Is offline progression too "easy" / am I abusing this too badly?
I'm not sure that I understand how offline progression was supposed to be used or behave. But this is what I've found.
I can, in spring, send out some hunters, and get ivory. At that point, I hit pause. After several minutes of wait (or overnight), I can do things (overnight I have full barns). I have spring day, lots of food. I get happyness bonus. If the ivory runs out, I send out hunters until I get more; then my happyness comes back, and lasts the full time that I'm busy with idling.
Eventually, the need to unpause occasionally will result in the season advancing. At that point, I play a year, and I have more than enough food to make it trivially through the year/winter. Even if I barely had a food profit during spring with the happyness bonus.
This ... seems far too easy/non-challenging. Yes, it might mean that the game takes longer, but ... still, something seems wrong here.
At a minimum, why does the day not advance when the temporal skip happens?
Perhaps better: Why am I getting a bonus production with no day change, while the temporal speedup accumulates which should let me "catch up" from a small nap/pause without this?

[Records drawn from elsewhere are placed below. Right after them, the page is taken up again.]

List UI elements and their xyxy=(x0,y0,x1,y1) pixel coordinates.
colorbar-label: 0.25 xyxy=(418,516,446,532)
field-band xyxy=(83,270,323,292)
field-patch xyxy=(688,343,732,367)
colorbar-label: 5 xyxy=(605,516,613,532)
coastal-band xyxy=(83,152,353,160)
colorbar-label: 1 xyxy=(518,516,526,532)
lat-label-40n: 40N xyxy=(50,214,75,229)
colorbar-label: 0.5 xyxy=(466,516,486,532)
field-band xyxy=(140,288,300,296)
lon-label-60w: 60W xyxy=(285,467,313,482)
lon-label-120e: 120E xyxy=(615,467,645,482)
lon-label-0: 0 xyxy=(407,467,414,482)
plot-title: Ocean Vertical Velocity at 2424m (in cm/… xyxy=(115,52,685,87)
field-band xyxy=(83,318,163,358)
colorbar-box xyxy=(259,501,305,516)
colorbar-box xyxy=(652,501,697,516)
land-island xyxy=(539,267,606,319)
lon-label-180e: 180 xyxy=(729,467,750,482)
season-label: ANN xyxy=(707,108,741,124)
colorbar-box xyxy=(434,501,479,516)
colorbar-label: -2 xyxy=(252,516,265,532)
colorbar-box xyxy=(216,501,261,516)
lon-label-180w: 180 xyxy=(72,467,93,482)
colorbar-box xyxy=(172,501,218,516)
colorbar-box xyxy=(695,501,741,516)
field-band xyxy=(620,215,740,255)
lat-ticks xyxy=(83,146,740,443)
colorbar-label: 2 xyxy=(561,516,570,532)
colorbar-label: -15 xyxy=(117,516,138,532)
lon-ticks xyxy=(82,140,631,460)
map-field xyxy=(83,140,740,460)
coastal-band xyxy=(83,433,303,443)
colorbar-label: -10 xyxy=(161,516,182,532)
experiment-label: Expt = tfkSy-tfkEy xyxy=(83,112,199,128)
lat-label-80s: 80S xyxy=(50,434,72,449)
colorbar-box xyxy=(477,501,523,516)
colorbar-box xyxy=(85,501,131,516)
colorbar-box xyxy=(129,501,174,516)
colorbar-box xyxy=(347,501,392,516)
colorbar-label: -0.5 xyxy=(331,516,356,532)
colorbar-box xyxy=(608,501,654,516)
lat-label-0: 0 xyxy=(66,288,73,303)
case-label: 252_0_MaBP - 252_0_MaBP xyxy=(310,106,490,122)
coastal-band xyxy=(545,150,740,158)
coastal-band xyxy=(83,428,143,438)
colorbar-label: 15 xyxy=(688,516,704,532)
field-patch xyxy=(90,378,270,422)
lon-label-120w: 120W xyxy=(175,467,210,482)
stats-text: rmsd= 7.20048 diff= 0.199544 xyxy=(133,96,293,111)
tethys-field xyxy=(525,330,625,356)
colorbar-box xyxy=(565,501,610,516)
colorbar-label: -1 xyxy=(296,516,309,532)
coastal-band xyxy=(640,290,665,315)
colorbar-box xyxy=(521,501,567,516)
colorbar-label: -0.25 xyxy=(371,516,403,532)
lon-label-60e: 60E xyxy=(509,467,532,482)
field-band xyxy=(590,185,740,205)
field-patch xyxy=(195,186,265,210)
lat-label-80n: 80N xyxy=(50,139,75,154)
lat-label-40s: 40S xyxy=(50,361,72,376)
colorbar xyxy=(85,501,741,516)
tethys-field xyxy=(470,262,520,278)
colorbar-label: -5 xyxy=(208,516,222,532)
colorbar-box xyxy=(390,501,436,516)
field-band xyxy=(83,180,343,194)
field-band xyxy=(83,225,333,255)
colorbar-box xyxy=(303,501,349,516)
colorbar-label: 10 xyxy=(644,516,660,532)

And, given the length of this game (which I'm just now starting to understand ... seriously, a 40K year goal?), what is the expected/intended way to play a session, and come back later? If I leave it running in a background tab, it consumes CPU, and I risk a cold year wiping out my kittens. It's not like there's any "run until something goes bad, and then pause for user intervention" feature. I may be on the "barely positive" point, but I consistently see timers of 10-30 minutes, and even saw a 1 day timer. So long pauses between doing things seems like the norm, but being able to keep everything in happyness spring seems too easy for that.